Jan. 9: Really? How'd that happen?

I think sometimes only vacation goes this fast, but, wow! This first week back to school flew by! I had an Ed. Leadership Dine and Discuss on Wednesday night and then yoga at the new studio on Thursday, and Nate was home this week, so there was plenty to distract me. Last night N. made dinner (this lovely soup!) and we cleaned the kitchen and took down the Christmas tree and then put the living room back together. Yay! Tonight we'll go out to dinner, and then tomorrow around noon he'll head off for Bates semester #4.

In the meantime. . . . reading, listening, and thinking about stuff. Lots of knitting, not all done by me, which is great: Andy had made two hats and is working on a pair of mittens, and N. is on panel #3 of the amazing Game of Thrones afghan. Such fun!
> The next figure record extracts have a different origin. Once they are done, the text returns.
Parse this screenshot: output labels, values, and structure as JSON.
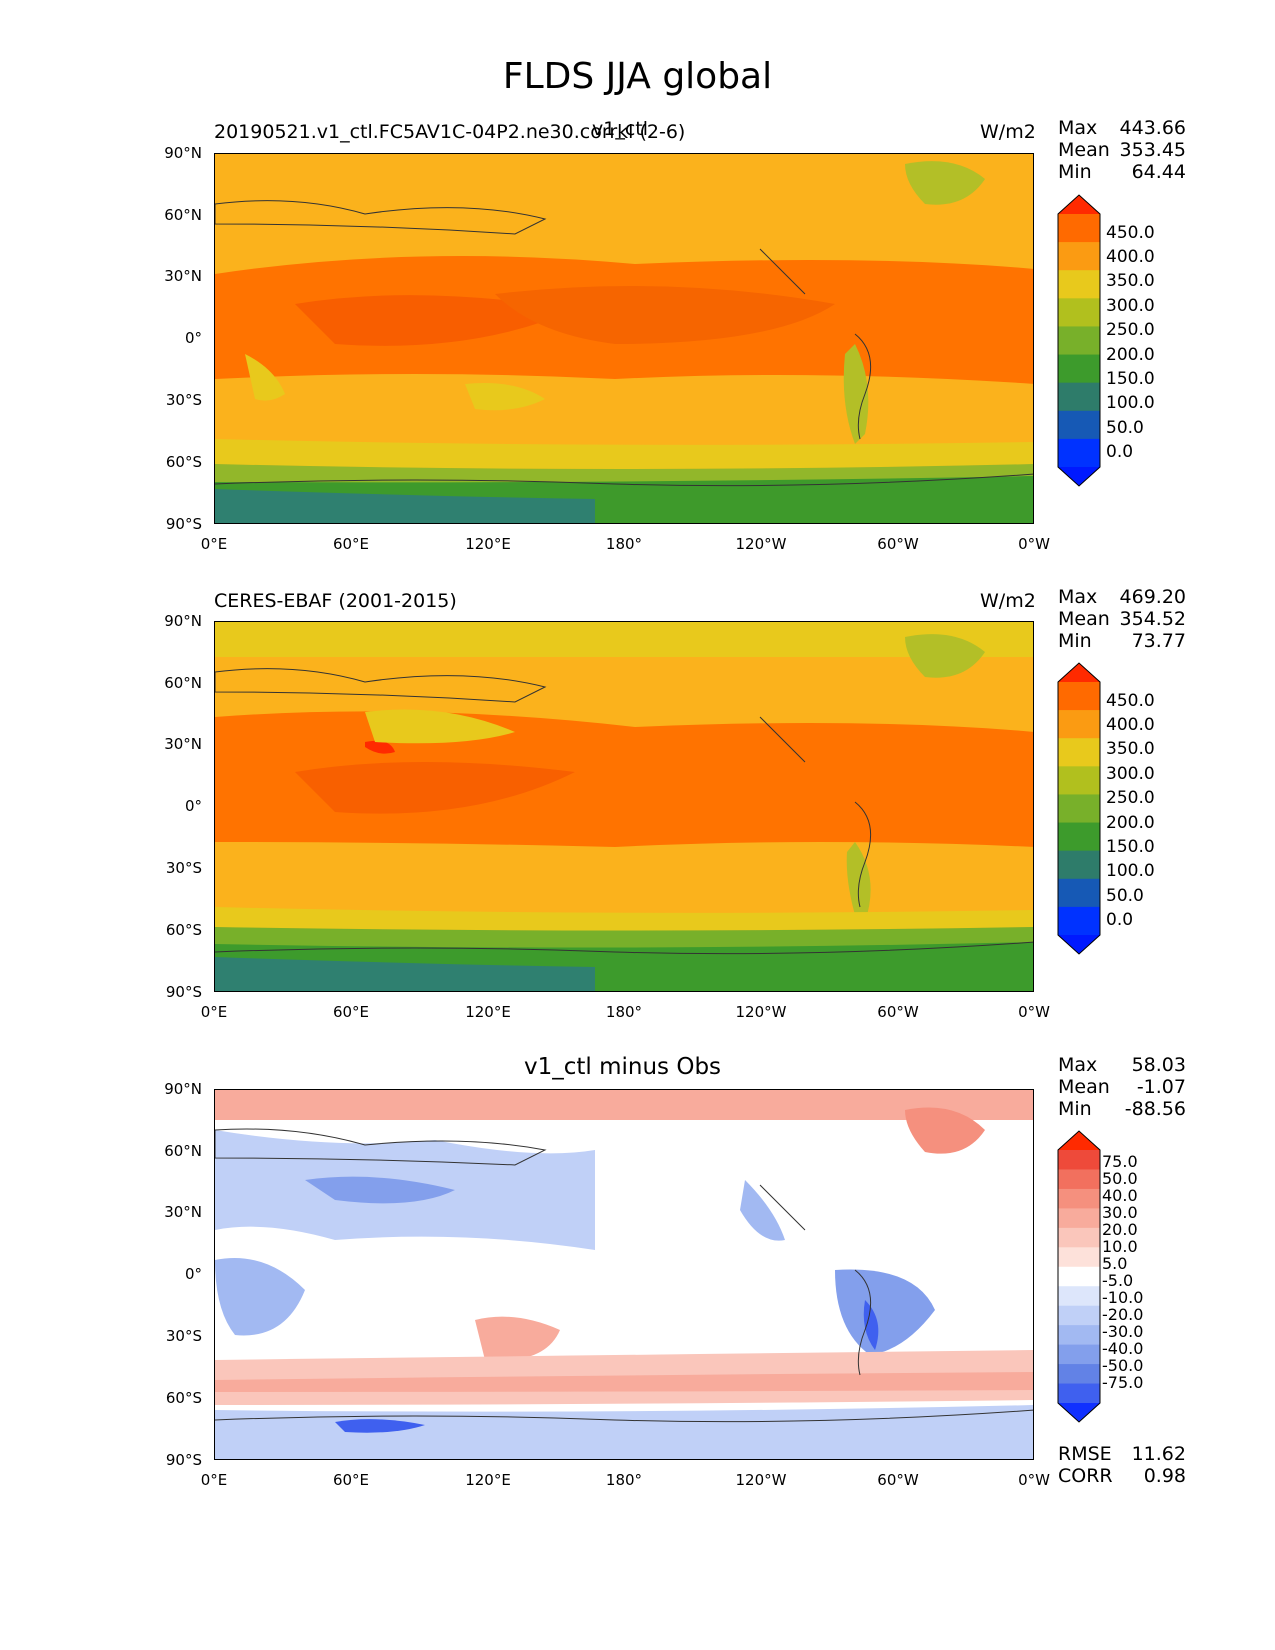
{
  "figure_title": "FLDS JJA global",
  "panels": [
    {
      "left_label": "20190521.v1_ctl.FC5AV1C-04P2.ne30.corrkl (2-6)",
      "center_label": "v1_ctl",
      "units": "W/m2",
      "stats": {
        "max_label": "Max",
        "max": "443.66",
        "mean_label": "Mean",
        "mean": "353.45",
        "min_label": "Min",
        "min": "64.44"
      }
    },
    {
      "left_label": "CERES-EBAF (2001-2015)",
      "units": "W/m2",
      "stats": {
        "max_label": "Max",
        "max": "469.20",
        "mean_label": "Mean",
        "mean": "354.52",
        "min_label": "Min",
        "min": "73.77"
      }
    },
    {
      "center_label": "v1_ctl minus Obs",
      "stats": {
        "max_label": "Max",
        "max": "58.03",
        "mean_label": "Mean",
        "mean": "-1.07",
        "min_label": "Min",
        "min": "-88.56"
      },
      "rmse_label": "RMSE",
      "rmse": "11.62",
      "corr_label": "CORR",
      "corr": "0.98"
    }
  ],
  "lat_ticks": [
    "90°N",
    "60°N",
    "30°N",
    "0°",
    "30°S",
    "60°S",
    "90°S"
  ],
  "lon_ticks": [
    "0°E",
    "60°E",
    "120°E",
    "180°",
    "120°W",
    "60°W",
    "0°W"
  ],
  "colorbar_field": {
    "labels": [
      "450.0",
      "400.0",
      "350.0",
      "300.0",
      "250.0",
      "200.0",
      "150.0",
      "100.0",
      "50.0",
      "0.0"
    ],
    "colors": [
      "#ff2a00",
      "#ff6a00",
      "#fb9b12",
      "#e8c91c",
      "#b1c01e",
      "#78b02a",
      "#3d9b2c",
      "#2e7c6a",
      "#1659b5",
      "#0032ff",
      "#0019ff"
    ]
  },
  "colorbar_diff": {
    "labels": [
      "75.0",
      "50.0",
      "40.0",
      "30.0",
      "20.0",
      "10.0",
      "5.0",
      "-5.0",
      "-10.0",
      "-20.0",
      "-30.0",
      "-40.0",
      "-50.0",
      "-75.0"
    ],
    "colors": [
      "#ff2a00",
      "#ee4a3a",
      "#f2705e",
      "#f5907e",
      "#f8ab9c",
      "#fac6bb",
      "#fde1da",
      "#ffffff",
      "#dde6fb",
      "#c0d0f7",
      "#a2b9f2",
      "#839fec",
      "#6282e6",
      "#3f60ef",
      "#1030ff"
    ]
  }
}
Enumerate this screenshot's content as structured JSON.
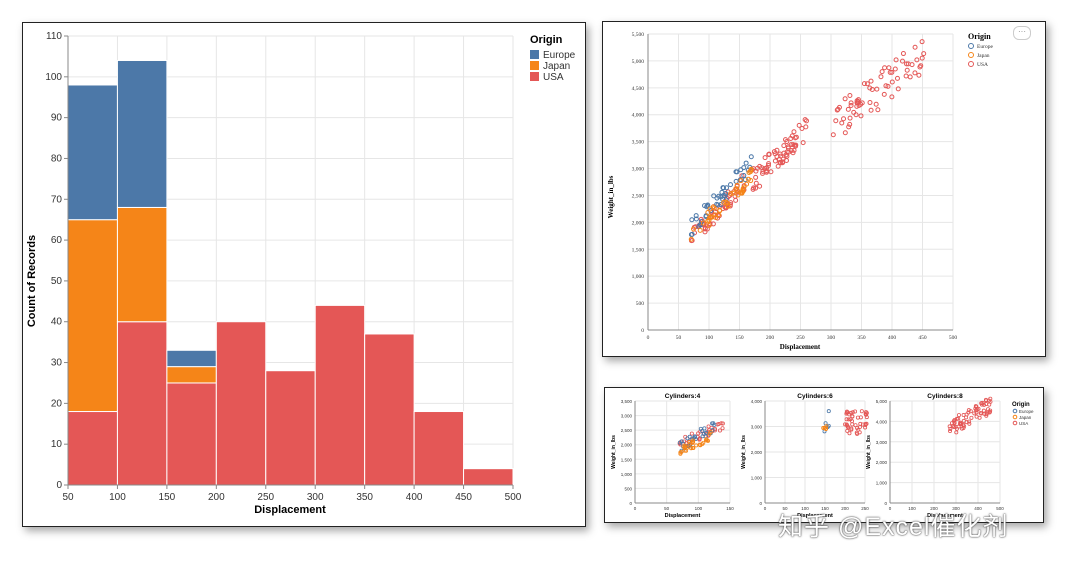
{
  "chart_data": [
    {
      "type": "bar",
      "stacked": true,
      "title": "",
      "xlabel": "Displacement",
      "ylabel": "Count of Records",
      "xlim": [
        50,
        500
      ],
      "ylim": [
        0,
        110
      ],
      "x_ticks": [
        "50",
        "100",
        "150",
        "200",
        "250",
        "300",
        "350",
        "400",
        "450",
        "500"
      ],
      "y_ticks": [
        "0",
        "10",
        "20",
        "30",
        "40",
        "50",
        "60",
        "70",
        "80",
        "90",
        "100",
        "110"
      ],
      "bins": [
        [
          50,
          100
        ],
        [
          100,
          150
        ],
        [
          150,
          200
        ],
        [
          200,
          250
        ],
        [
          250,
          300
        ],
        [
          300,
          350
        ],
        [
          350,
          400
        ],
        [
          400,
          450
        ],
        [
          450,
          500
        ]
      ],
      "series": [
        {
          "name": "USA",
          "color": "#e45756",
          "values": [
            18,
            40,
            25,
            40,
            28,
            44,
            37,
            18,
            4
          ]
        },
        {
          "name": "Japan",
          "color": "#f58518",
          "values": [
            47,
            28,
            4,
            0,
            0,
            0,
            0,
            0,
            0
          ]
        },
        {
          "name": "Europe",
          "color": "#4c78a8",
          "values": [
            33,
            36,
            4,
            0,
            0,
            0,
            0,
            0,
            0
          ]
        }
      ],
      "legend": {
        "title": "Origin",
        "position": "top-right",
        "entries": [
          "Europe",
          "Japan",
          "USA"
        ]
      }
    },
    {
      "type": "scatter",
      "title": "",
      "xlabel": "Displacement",
      "ylabel": "Weight_in_lbs",
      "xlim": [
        0,
        500
      ],
      "ylim": [
        0,
        5500
      ],
      "x_ticks": [
        "0",
        "50",
        "100",
        "150",
        "200",
        "250",
        "300",
        "350",
        "400",
        "450",
        "500"
      ],
      "y_ticks": [
        "0",
        "500",
        "1,000",
        "1,500",
        "2,000",
        "2,500",
        "3,000",
        "3,500",
        "4,000",
        "4,500",
        "5,000",
        "5,500"
      ],
      "legend": {
        "title": "Origin",
        "position": "top-right",
        "entries": [
          "Europe",
          "Japan",
          "USA"
        ]
      },
      "menu_label": "···"
    },
    {
      "type": "scatter",
      "faceted": true,
      "facets": [
        {
          "title": "Cylinders:4",
          "xlabel": "Displacement",
          "ylabel": "Weight_in_lbs",
          "x_ticks": [
            "0",
            "50",
            "100",
            "150"
          ],
          "y_ticks": [
            "0",
            "500",
            "1,000",
            "1,500",
            "2,000",
            "2,500",
            "3,000",
            "3,500"
          ]
        },
        {
          "title": "Cylinders:6",
          "xlabel": "Displacement",
          "ylabel": "Weight_in_lbs",
          "x_ticks": [
            "0",
            "50",
            "100",
            "150",
            "200",
            "250"
          ],
          "y_ticks": [
            "0",
            "1,000",
            "2,000",
            "3,000",
            "4,000"
          ]
        },
        {
          "title": "Cylinders:8",
          "xlabel": "Displacement",
          "ylabel": "Weight_in_lbs",
          "x_ticks": [
            "0",
            "100",
            "200",
            "300",
            "400",
            "500"
          ],
          "y_ticks": [
            "0",
            "1,000",
            "2,000",
            "3,000",
            "4,000",
            "5,000"
          ]
        }
      ],
      "legend": {
        "title": "Origin",
        "position": "top-right",
        "entries": [
          "Europe",
          "Japan",
          "USA"
        ]
      }
    }
  ],
  "colors": {
    "Europe": "#4c78a8",
    "Japan": "#f58518",
    "USA": "#e45756",
    "grid": "#e6e6e6",
    "axis": "#888888"
  },
  "watermark": "知乎 @Excel催化剂"
}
Someday, Someday, MaybeSomeday, Someday, Maybe by Lauren Graham
My rating: 3 of 5 stars

**NOTE: maybe contains spoilers, but my whole point is that it's not a spoiler because you already know what's going to happen. Read on with this knowledge. **

The reviews from our library patrons were scathing, and I almost gave up, but ultimately I found this to be a "pleasant enough" read. It had some original witty bits like the reproduced Filofax pages, and Graham writes clearly; these two pluses made up for the general sameness of a novel about trying to make it in show biz: guess what? It's hard! And the sexy actor is kind of a jerk (oops. Is that a spoiler?). . . . and the nerdy roommate, on the other hand. . . . : see? You can guess the plot, but I found there to be enough oomph to make it readable as distraction from a busy week in January. I *do* find the "what? I'm beautiful?" schtick offered in many such novels (and by many such crossover stars) to be a bit wearing, but ah well.

Light, but fun.

Long Upon the Land (Deborah Knott Mysteries, #20)Long Upon the Land by Margaret Maron
My rating: 3 of 5 stars

I like the Deborah Knott series, and I have read most, if not all, of them. While I enjoyed this one on the whole, I only gave it three stars because it employed the infamous present-tense-flashback format that has crept into so many narratives. These, pertaining to Deborah's mother, Sue, didn't seem to lead to anything or play a major role in the story, so I think they'd be better cut out. However, the story is well written and interesting otherwise.

**Series note: I would recommend reading this series pretty much in order, just because there's a lot of character development through the stories.